Former Massachusetts Gov. Mitt Romney has taken considerable heat during the Republican primaries for the health-care legislation that passed while he was in office.
Sadly, election-year politics have overshadowed the real lessons of Massachusetts’ experiment.
The core question then-Gov. Romney was trying to answer was this: Should Massachusetts continue to pay hospitals more than $1 billion a year to care for the poor, or should it create a way for individuals to purchase their own insurance?
Romney’s original proposal was simple: Stop subsidizing expensive hospital care and instead require all Massachusetts residents to carry at least catastrophic insurance. Anything beyond that would be a matter of individual choice. The idea was to prevent taxpayers from having to pick up the tab for people unable or unwilling to pay for their own medical care.
To facilitate reform, Romney’s plan established a central agency, called an “exchange,” where individuals could buy health insurance directly.
Though the overwhelmingly Democratic state legislature amended Romney’s proposal, the new law, if properly implemented, could have made the Massachusetts health-care market far more customer-focused.
But that didn’t happen. Just months after the law was passed Republicans lost the governorship and Romney’s successor, Democrat Deval Patrick, became responsible for implementing the 2006 law. Since then, almost every key bureaucratic decision has leaned toward government control and away from individual decision-making and the market.
For example, the exchange’s idea of “minimum coverage” is equal to some of the most generous plans in other states. Additionally, roughly 40 percent of the people in the exchange pay no monthly premium for insurance, while small businesses have been hit with a variety of onerous requirements. Instead of creating a market with many choices, insurance has been over-standardized and the number of available plans limited, curbing innovation in plan design.
The legislature has done its part by expanding on the simple mandate for catastrophic coverage with eight new mandates.
Even with these deviations from Romney’s original plan, the empirical record on the law hardly matches the overheated views of Romney’s critics. If the measure of success is the number of uninsured, the plan has worked, with the percentage of uninsured dropping from 9.6 percent in 2006 to 5.6 percent in 2010. Over that same period, the percentage of uninsured nationally increased from 15.2 to 16.3 percent.
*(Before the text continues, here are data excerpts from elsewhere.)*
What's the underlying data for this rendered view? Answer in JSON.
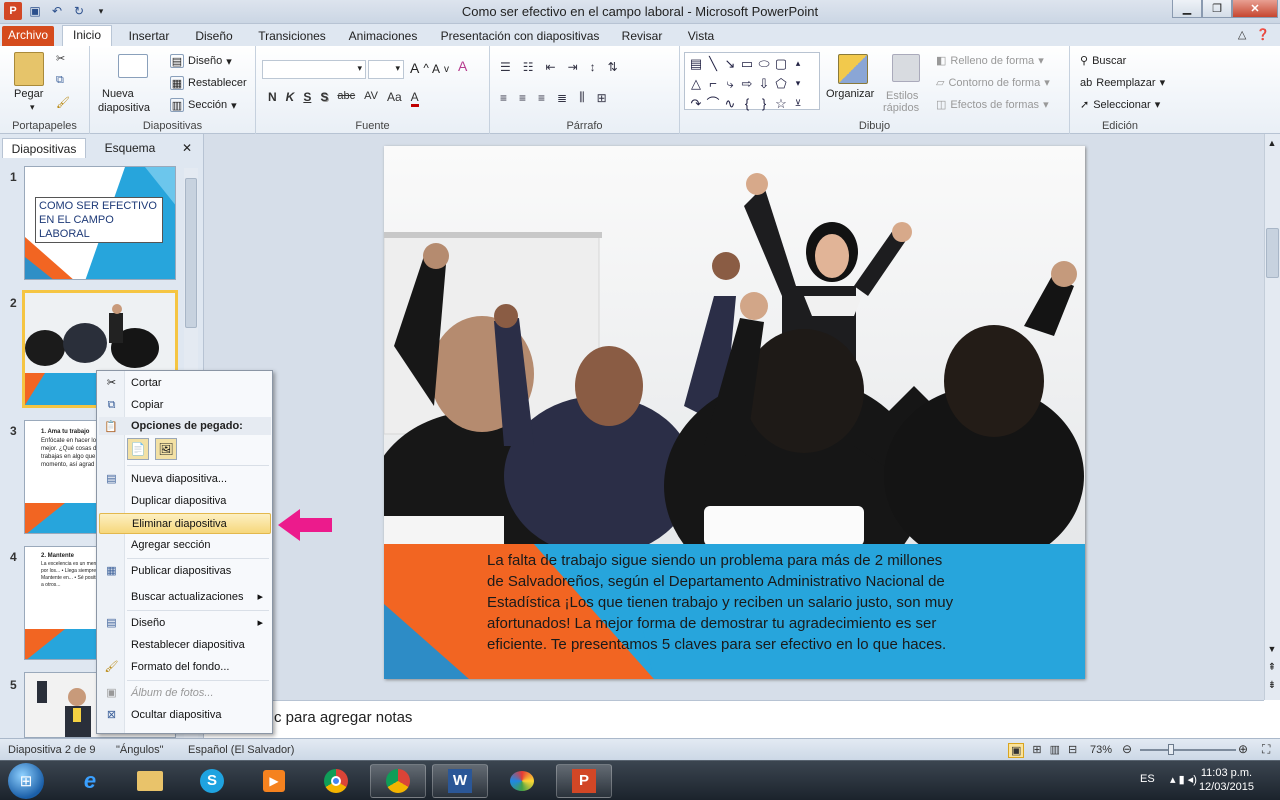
{
  "window": {
    "title": "Como ser efectivo en el campo laboral  -  Microsoft PowerPoint",
    "app_icon": "P"
  },
  "tabs": [
    "Archivo",
    "Inicio",
    "Insertar",
    "Diseño",
    "Transiciones",
    "Animaciones",
    "Presentación con diapositivas",
    "Revisar",
    "Vista"
  ],
  "ribbon": {
    "groups": {
      "clipboard": "Portapapeles",
      "slides": "Diapositivas",
      "font": "Fuente",
      "paragraph": "Párrafo",
      "drawing": "Dibujo",
      "editing": "Edición"
    },
    "paste": "Pegar",
    "new_slide_1": "Nueva",
    "new_slide_2": "diapositiva",
    "layout": "Diseño",
    "reset": "Restablecer",
    "section": "Sección",
    "bold": "N",
    "italic": "K",
    "underline": "S",
    "shadow": "S",
    "strike": "abc",
    "spacing": "AV",
    "case": "Aa",
    "grow": "A",
    "shrink": "A",
    "arrange": "Organizar",
    "quick_styles_1": "Estilos",
    "quick_styles_2": "rápidos",
    "shape_fill": "Relleno de forma",
    "shape_outline": "Contorno de forma",
    "shape_effects": "Efectos de formas",
    "find": "Buscar",
    "replace": "Reemplazar",
    "select": "Seleccionar"
  },
  "panel": {
    "tab_slides": "Diapositivas",
    "tab_outline": "Esquema",
    "close": "✕"
  },
  "thumbnails": [
    {
      "num": "1",
      "title": "COMO  SER EFECTIVO  EN EL CAMPO  LABORAL"
    },
    {
      "num": "2"
    },
    {
      "num": "3",
      "title": "1.  Ama tu trabajo",
      "body": "Enfócate en hacer lo contrario vivirás frus mejor. ¿Qué cosas disfrutas hacer? ¿C no trabajas en algo que te ayude a tom momento, así agrad pero no te conform"
    },
    {
      "num": "4",
      "title": "2.  Mantente",
      "body": "La excelencia es un mensaje. Si... • Sala actualizar por los... • Llega siempre y... • Dale por buscar... • Mantente en... • Sé positivo... • Sé servicial... • Ayuda a otros..."
    },
    {
      "num": "5"
    }
  ],
  "slide": {
    "text": "La falta de trabajo sigue siendo un problema para más de 2 millones de Salvadoreños, según el Departamento Administrativo Nacional de Estadística ¡Los que tienen trabajo y reciben un salario justo, son muy afortunados! La mejor forma de demostrar tu agradecimiento es ser  eficiente. Te presentamos 5 claves para ser efectivo en lo que haces."
  },
  "notes": {
    "placeholder": "Haga clic para agregar notas",
    "visible_fragment": "c para agregar notas"
  },
  "context_menu": {
    "cut": "Cortar",
    "copy": "Copiar",
    "paste_options": "Opciones de pegado:",
    "new_slide": "Nueva diapositiva...",
    "duplicate": "Duplicar diapositiva",
    "delete": "Eliminar diapositiva",
    "add_section": "Agregar sección",
    "publish": "Publicar diapositivas",
    "check_updates": "Buscar actualizaciones",
    "layout": "Diseño",
    "reset": "Restablecer diapositiva",
    "format_bg": "Formato del fondo...",
    "photo_album": "Álbum de fotos...",
    "hide": "Ocultar diapositiva",
    "highlighted": "Eliminar diapositiva"
  },
  "status": {
    "slide_pos": "Diapositiva 2 de 9",
    "theme": "\"Ángulos\"",
    "language": "Español (El Salvador)",
    "zoom": "73%"
  },
  "taskbar": {
    "lang": "ES",
    "time": "11:03 p.m.",
    "date": "12/03/2015"
  },
  "colors": {
    "accent_blue": "#27a5dc",
    "accent_orange": "#f26522",
    "file_tab": "#d54b1d",
    "highlight": "#f6d77c",
    "annotation_arrow": "#ec1b8c"
  }
}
Such progress has not come without a cost. Prior to reform, Massachusetts paid hospitals roughly $1 billion per year to provide charity care to the poor. Spending on the programs and entities related to the law totaled $1.3 billion in 2007, the first full year of reform; it increased to $1.96 billion in 2010 and an estimated $2.1 billion last year.
Insurance premium costs have varied since the law passed. As a direct result of the law, those who purchase insurance individually have seen premiums drop. Employees covered by traditional employer-sponsored insurance, who are only indirectly impacted by the law, have seen premiums rise, similar to national figures.
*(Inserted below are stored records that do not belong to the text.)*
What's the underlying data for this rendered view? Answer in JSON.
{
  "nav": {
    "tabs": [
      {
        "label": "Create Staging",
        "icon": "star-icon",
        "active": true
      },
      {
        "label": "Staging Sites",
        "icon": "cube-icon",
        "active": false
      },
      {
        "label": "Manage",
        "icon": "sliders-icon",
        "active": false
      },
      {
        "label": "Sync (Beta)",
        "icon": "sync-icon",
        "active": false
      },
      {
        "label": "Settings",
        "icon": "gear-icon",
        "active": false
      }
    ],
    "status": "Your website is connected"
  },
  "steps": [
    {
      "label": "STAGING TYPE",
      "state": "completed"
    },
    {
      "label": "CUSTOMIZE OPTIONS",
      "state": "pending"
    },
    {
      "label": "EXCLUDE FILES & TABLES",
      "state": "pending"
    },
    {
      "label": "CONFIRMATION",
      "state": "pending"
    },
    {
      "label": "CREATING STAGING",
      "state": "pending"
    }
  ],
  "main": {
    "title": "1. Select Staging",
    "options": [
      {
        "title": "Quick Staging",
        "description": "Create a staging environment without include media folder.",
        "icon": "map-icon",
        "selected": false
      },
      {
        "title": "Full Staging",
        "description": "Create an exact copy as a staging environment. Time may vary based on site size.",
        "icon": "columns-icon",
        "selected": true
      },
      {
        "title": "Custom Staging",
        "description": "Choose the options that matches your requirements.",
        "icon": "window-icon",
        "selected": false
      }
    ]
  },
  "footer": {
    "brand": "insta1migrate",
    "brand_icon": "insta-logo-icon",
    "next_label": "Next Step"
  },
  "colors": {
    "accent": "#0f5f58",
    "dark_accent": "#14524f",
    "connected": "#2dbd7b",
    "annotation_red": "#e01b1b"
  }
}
On access, 89 percent of Massachusetts adults reported having primary care doctors in 2010, a slight increase. The law has not, however, decreased the number of individuals seeking costly routine care from emergency rooms, but the growth has slowed.
The Massachusetts experience offers several lessons.
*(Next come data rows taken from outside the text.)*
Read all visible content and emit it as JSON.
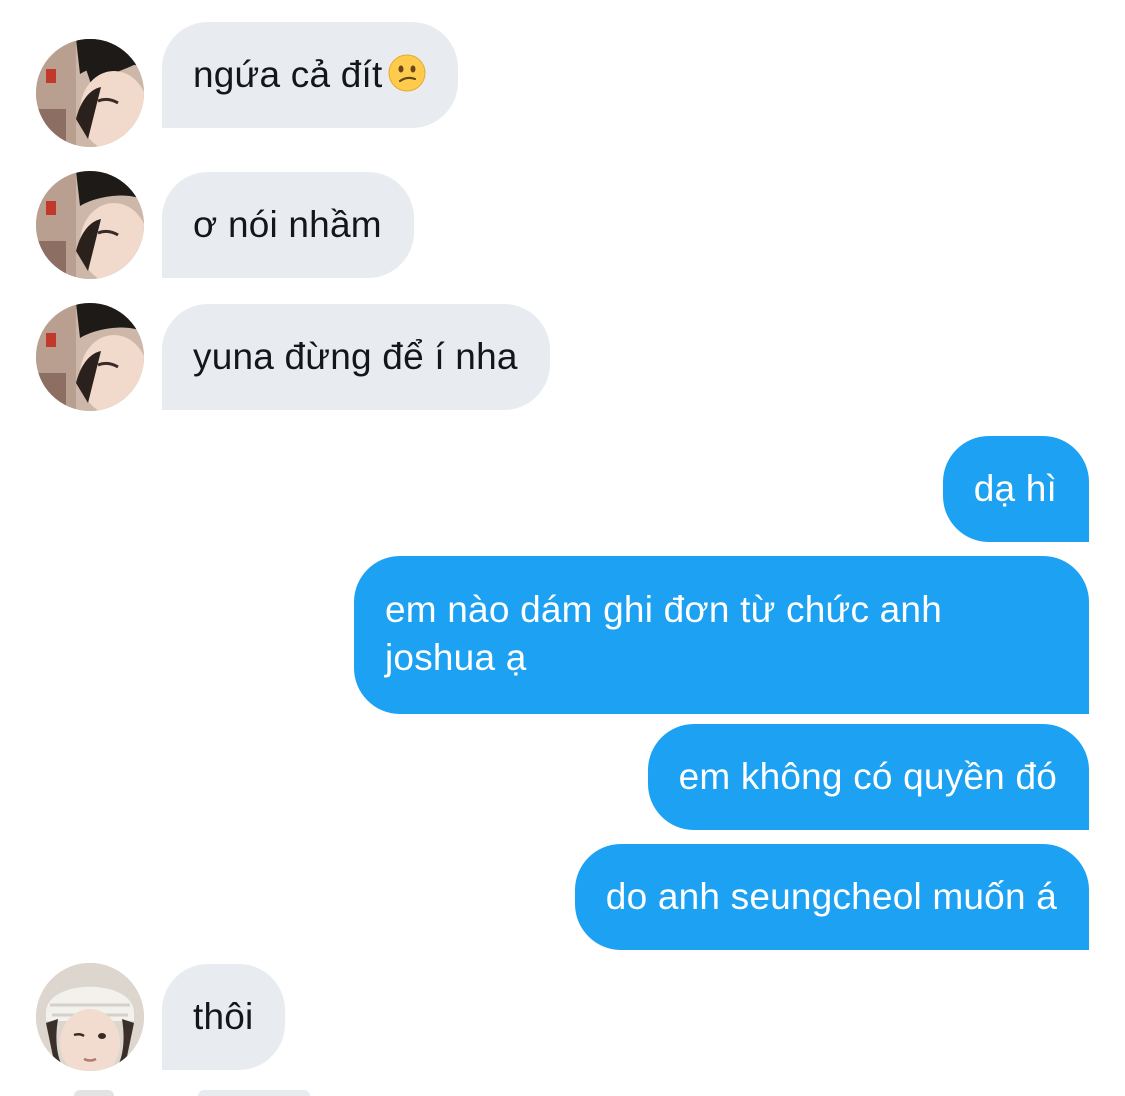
{
  "conversation": {
    "messages": [
      {
        "direction": "incoming",
        "text": "ngứa cả đít",
        "emoji": "confused-face-emoji",
        "avatar": "profile-photo-woman-lying"
      },
      {
        "direction": "incoming",
        "text": "ơ nói nhầm",
        "avatar": "profile-photo-woman-lying"
      },
      {
        "direction": "incoming",
        "text": "yuna đừng để í nha",
        "avatar": "profile-photo-woman-lying"
      },
      {
        "direction": "outgoing",
        "text": "dạ hì"
      },
      {
        "direction": "outgoing",
        "text": "em nào dám ghi đơn từ chức anh joshua ạ"
      },
      {
        "direction": "outgoing",
        "text": "em không có quyền đó"
      },
      {
        "direction": "outgoing",
        "text": "do anh seungcheol muốn á"
      },
      {
        "direction": "incoming",
        "text": "thôi",
        "avatar": "profile-photo-man-beanie"
      }
    ]
  },
  "colors": {
    "incoming_bubble": "#e8ecf0",
    "incoming_text": "#14171a",
    "outgoing_bubble": "#1da1f2",
    "outgoing_text": "#ffffff"
  }
}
First, we need more state experiments. Instead of rushing to redesign one-sixth of the U.S. economy, Washington should have waited for Massachusetts’ results and should have encouraged other states to experiment as well.
Second, Romney should not be shy about defending his effort in Massachusetts. Frankly, we need more governors to show similar leadership and courage – and try different solutions.
Six years in, even with less than ideal implementation, Massachusetts’ experiment has yielded some positive results.